Pierre Poilievre tries to bait Justin Trudeau into forcing an election over carbon levy increase

Conservative Leader Pierre Poilievre is baiting Prime Minister Justin Trudeau to call an election, as he threatens to introduce a motion of non-confidence in the Liberals’ minority government over the next scheduled increase in the federal carbon price.

It’s a gambit that’s unlikely to trigger an election since the opposition NDP has pledged to prop up the government as long as their parliamentary alliance holds. But the Conservatives are trying to keep political pressure on Trudeau’s Liberals ahead of the April 1 escalation in the government’s central policy to fight climate change, when the national minimum carbon price is set to rise from $65 per tonne of greenhouse gas emissions, to $80. The cash rebates Ottawa sends to households where the federal price applies — including in Ontario — are also set to go up. 

“I’m giving Trudeau one last chance to spike his hike,” Poilievre said in a public speech to his caucus on Parliament Hill Wednesday. 

“I’m announcing that if Trudeau does not declare today an end to his forthcoming tax increases on food, gas and heat, that we will introduce a motion of non-confidence in the prime minister.”

Poilievre’s motion — tabled for a potential vote this week — says the House of Commons should declare non-confidence in the Liberal government over the carbon price increase, and call for Parliament “to be dissolved so Canadians can vote in a carbon tax election.”

By convention, if a majority of MPs declare non-confidence in a sitting government, the prime minister is expected to call for an election.

Riding high in the polls, Poilievre’s Conservatives have welcomed the idea of fighting an election over the federal carbon price. And on Wednesday, during Question Period, the Tory leader repeatedly dared Trudeau to take the argument to the polls. 

“If he really wants to contest and argue that he should be able to raise the tax, why does he not have the courage to call an election and let Canadians decide?” Poilievre asked. 

Referring to the campaigns of 2015, 2019 and 2021, Trudeau responded: “An election on the price on pollution? We had three, and we won them all.”

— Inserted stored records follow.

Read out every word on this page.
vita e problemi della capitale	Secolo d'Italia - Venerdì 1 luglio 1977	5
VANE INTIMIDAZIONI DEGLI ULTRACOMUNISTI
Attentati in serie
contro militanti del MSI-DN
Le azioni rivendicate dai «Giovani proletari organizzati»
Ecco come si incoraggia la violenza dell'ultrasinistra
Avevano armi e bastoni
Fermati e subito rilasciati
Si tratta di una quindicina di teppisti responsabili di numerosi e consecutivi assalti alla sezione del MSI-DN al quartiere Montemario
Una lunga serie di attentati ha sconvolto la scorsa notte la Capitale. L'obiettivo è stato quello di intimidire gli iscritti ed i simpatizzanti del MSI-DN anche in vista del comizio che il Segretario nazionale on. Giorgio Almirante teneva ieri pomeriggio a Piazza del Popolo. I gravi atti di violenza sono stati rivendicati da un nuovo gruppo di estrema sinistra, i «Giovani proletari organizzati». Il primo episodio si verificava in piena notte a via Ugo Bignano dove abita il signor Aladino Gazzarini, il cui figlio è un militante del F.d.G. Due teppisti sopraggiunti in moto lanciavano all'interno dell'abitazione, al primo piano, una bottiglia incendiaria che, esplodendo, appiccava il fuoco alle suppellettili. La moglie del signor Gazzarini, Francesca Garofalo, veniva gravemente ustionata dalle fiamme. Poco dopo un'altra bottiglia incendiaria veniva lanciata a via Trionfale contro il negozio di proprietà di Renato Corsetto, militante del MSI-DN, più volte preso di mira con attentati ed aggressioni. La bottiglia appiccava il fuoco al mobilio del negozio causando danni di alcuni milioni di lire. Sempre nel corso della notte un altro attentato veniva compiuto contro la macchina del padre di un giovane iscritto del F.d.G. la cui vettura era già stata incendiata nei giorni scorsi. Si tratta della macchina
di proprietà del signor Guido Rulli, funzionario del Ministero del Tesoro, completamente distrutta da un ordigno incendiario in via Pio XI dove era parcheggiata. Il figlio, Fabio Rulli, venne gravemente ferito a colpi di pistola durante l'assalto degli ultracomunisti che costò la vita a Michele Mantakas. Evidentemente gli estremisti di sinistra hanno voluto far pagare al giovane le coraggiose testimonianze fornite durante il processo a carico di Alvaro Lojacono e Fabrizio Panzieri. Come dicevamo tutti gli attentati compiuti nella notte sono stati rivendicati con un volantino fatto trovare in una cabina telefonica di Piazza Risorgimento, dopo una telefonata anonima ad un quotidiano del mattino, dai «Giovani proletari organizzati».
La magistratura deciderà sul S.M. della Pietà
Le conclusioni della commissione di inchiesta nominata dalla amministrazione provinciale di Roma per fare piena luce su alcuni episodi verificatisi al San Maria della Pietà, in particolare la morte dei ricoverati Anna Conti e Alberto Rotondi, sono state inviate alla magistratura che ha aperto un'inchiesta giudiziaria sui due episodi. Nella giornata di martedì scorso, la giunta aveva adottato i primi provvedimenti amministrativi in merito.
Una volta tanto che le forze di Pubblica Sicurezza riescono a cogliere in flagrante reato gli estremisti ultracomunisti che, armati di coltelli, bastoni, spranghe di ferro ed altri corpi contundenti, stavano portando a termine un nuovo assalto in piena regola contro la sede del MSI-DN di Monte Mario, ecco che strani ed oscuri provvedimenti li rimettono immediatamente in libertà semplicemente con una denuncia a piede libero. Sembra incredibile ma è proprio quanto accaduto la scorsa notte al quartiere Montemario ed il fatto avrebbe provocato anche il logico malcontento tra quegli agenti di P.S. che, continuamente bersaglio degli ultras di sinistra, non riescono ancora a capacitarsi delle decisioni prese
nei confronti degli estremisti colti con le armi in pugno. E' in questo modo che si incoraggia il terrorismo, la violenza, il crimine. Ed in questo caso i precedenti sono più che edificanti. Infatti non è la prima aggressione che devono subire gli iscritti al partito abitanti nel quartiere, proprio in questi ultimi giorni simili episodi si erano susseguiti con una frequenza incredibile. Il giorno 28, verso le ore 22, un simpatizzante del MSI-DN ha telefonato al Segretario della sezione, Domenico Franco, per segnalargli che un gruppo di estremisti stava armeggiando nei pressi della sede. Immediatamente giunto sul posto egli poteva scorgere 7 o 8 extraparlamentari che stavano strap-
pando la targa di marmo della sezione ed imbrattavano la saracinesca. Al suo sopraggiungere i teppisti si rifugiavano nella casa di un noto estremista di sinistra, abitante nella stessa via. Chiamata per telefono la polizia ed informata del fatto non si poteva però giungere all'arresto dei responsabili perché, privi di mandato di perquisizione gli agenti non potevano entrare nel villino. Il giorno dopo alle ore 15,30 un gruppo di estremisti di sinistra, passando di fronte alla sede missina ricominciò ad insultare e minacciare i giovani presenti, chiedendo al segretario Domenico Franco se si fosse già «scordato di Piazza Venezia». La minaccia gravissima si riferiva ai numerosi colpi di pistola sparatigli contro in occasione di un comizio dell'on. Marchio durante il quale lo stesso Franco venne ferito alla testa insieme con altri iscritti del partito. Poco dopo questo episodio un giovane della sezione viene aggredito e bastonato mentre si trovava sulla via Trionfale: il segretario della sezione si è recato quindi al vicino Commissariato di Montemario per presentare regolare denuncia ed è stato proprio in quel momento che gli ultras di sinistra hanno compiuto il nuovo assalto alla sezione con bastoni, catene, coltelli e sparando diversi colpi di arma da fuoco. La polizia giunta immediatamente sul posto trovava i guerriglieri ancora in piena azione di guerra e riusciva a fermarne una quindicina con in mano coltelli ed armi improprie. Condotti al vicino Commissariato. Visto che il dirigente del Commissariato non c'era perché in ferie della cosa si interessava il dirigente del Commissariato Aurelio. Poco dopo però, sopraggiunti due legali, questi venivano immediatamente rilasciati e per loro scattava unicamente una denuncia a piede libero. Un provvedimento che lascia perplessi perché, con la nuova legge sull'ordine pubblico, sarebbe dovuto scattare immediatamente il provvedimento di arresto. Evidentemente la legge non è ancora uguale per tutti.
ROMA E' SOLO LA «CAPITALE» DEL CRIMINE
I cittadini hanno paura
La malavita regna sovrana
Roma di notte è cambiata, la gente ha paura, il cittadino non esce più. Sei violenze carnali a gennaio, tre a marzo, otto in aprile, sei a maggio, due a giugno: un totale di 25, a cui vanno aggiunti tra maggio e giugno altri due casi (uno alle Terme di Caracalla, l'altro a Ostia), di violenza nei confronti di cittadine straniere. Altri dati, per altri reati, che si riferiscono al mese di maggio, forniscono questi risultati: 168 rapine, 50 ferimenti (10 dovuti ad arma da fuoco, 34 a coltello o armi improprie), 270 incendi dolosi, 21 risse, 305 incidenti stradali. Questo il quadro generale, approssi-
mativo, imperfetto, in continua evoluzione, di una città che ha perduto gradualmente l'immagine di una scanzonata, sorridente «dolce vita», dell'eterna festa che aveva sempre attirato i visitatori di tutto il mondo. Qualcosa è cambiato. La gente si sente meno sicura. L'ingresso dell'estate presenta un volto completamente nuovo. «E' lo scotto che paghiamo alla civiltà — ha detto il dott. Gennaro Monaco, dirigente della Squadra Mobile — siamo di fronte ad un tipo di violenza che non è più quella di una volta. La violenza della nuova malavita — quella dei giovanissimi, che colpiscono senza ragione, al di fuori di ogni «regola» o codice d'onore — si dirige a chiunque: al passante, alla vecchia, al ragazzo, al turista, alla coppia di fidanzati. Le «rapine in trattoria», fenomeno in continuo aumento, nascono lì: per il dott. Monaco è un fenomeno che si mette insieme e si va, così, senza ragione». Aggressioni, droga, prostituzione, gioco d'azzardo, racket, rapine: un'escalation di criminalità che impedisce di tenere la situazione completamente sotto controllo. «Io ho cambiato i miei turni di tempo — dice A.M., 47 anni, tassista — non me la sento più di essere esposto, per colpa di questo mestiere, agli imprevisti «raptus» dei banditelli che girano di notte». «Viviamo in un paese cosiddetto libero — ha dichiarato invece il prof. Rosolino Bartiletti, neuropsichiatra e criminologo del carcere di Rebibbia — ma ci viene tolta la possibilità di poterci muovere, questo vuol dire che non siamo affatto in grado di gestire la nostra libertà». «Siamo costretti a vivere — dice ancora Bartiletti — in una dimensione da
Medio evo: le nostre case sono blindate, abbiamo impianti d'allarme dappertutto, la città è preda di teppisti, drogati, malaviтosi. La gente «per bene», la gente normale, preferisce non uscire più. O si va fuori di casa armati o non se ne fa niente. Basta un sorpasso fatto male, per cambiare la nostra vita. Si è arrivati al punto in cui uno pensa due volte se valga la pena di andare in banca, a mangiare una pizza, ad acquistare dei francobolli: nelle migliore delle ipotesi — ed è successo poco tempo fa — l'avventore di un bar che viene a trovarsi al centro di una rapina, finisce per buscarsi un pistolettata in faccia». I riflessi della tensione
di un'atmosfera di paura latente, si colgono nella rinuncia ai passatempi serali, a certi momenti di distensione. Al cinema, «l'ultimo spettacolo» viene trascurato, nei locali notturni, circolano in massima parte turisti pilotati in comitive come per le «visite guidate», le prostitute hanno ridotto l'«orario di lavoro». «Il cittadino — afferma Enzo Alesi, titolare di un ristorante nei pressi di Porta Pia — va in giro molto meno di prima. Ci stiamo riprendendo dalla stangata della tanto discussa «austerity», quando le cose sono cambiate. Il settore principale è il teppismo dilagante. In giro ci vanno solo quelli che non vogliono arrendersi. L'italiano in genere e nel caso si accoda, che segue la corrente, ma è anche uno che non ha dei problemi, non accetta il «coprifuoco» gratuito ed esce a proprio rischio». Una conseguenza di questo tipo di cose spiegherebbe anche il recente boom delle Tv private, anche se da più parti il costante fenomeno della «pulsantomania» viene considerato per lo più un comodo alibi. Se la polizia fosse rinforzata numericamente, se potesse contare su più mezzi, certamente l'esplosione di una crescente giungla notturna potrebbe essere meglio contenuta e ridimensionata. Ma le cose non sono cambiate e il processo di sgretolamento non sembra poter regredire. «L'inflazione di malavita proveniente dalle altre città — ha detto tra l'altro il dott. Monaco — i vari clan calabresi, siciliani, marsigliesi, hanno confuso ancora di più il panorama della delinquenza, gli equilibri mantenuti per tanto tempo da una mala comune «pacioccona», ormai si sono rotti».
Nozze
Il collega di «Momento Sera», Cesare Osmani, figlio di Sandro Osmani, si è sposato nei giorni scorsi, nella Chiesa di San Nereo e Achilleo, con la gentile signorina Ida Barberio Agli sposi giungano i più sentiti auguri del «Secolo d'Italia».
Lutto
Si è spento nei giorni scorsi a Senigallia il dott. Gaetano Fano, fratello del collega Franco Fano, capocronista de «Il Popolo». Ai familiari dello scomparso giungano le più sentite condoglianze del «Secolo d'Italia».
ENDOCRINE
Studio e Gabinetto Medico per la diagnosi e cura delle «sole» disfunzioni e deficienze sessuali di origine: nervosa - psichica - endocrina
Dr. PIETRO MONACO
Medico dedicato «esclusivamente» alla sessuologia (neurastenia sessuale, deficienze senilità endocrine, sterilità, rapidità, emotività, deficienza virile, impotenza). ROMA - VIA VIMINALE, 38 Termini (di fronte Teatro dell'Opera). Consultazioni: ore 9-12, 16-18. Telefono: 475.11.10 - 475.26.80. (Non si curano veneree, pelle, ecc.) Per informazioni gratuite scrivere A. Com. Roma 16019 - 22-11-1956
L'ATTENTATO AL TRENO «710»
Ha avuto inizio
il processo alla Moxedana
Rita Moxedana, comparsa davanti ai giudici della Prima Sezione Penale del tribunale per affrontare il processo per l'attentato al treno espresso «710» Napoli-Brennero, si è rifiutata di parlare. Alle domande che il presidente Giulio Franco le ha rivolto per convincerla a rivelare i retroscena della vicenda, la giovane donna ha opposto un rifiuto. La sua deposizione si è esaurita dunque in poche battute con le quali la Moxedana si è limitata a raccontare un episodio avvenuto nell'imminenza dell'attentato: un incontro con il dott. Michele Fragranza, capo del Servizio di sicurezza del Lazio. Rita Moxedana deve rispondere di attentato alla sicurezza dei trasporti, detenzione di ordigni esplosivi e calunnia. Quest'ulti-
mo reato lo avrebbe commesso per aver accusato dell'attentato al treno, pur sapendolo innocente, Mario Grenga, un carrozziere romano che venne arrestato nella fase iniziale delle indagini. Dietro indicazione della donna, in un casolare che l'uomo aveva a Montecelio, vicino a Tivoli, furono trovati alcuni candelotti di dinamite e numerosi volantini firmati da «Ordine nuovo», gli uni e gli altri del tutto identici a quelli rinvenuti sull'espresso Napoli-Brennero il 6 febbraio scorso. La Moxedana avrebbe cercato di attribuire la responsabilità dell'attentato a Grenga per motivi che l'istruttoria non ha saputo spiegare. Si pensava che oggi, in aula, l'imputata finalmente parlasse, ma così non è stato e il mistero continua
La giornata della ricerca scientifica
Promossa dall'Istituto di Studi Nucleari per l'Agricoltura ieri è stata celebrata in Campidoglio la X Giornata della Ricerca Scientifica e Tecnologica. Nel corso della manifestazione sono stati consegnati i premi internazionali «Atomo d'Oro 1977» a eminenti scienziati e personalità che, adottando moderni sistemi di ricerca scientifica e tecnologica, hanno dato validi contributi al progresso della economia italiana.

“Mr. Speaker, then he should not be afraid to have one more,” Poilievre shot back. 

Trudeau’s minority Liberals currently govern through an arrangement with the New Democrats, who are voting with them on confidence matters in exchange for action on their key priorities. Like the Liberals, the federal NDP has championed carbon pricing as a key tool in the fight against climate change. On Wednesday, NDP Leader Jagmeet Singh and his 24 MPs voted with the Bloc Québécois and governing Liberals to defeat a Conservative motion calling for the cancellation of the April 1 carbon price increase. 

Poilievre, meanwhile, has long demanded an end to the federal carbon price on consumer fuels — though he has not clearly stated what he would do with the other component of the carbon pricing scheme, a required system for heavy industries. 

His party blames the consumer carbon levy for unjustifiably contributing to cost-of-living pressures on food, home heating and other goods. 

In recent days, the premiers of seven provinces — including from the Liberal government in Newfoundland — have joined Poilievre’s calls for Ottawa to pause the April 1 carbon price increase, while Ontario Liberal Leader Bonnie Crombie has said her party would not create a consumer carbon levy in the province. 

The federal Liberals argue Conservative critiques of the carbon price are misleading since the party routinely neglects or downplays the impact of rebates to households under the pricing system. A family of four in Ontario, for instance, is set to get $280 every three months after the carbon price increase on April 1, to offset increased costs from the consumer carbon levy. 

The federal government estimates carbon pricing could be responsible for up to a third of the emissions reductions Canada needs to hit its 2030 target of reducing pollution that causes climate change to at least 40 per cent below 2005 levels. 

“Pierre Poilievre has been consistently lying to Canadians when he says that pricing pollution and being a responsible steward of the environment is having a negative impact on inflation,” said Liberal MP Adam van Koeverden, who is parliamentary secretary to Environment Minister Steven Guilbeault. 

Paul Kershaw, a University of British Columbia professor who appeared with Liberal MPs to defend carbon pricing on Wednesday, pointed to research from the University of Calgary, which concluded B.C.‘s provincial carbon tax of $65 per tonne added less than 0.3 per cent to the cost of “most goods and services.” 

“So if you’re hoping that once we end the price on pollution that somehow the affordability pressures go away, well, you’re dreaming,” he said. 

According to government statistics, the federal fuel charge currently adds 14 cents per litre to the cost of gasoline, a total that will climb to more than 17 cents per litre when the price increases April 1. 

The United Nations’ leading scientific effort to study climate change has warned time is running out to avoid the worst extremes of the warming world, which could include more frequent and severe extreme floods, droughts and wildfires, the destruction of nature, and more.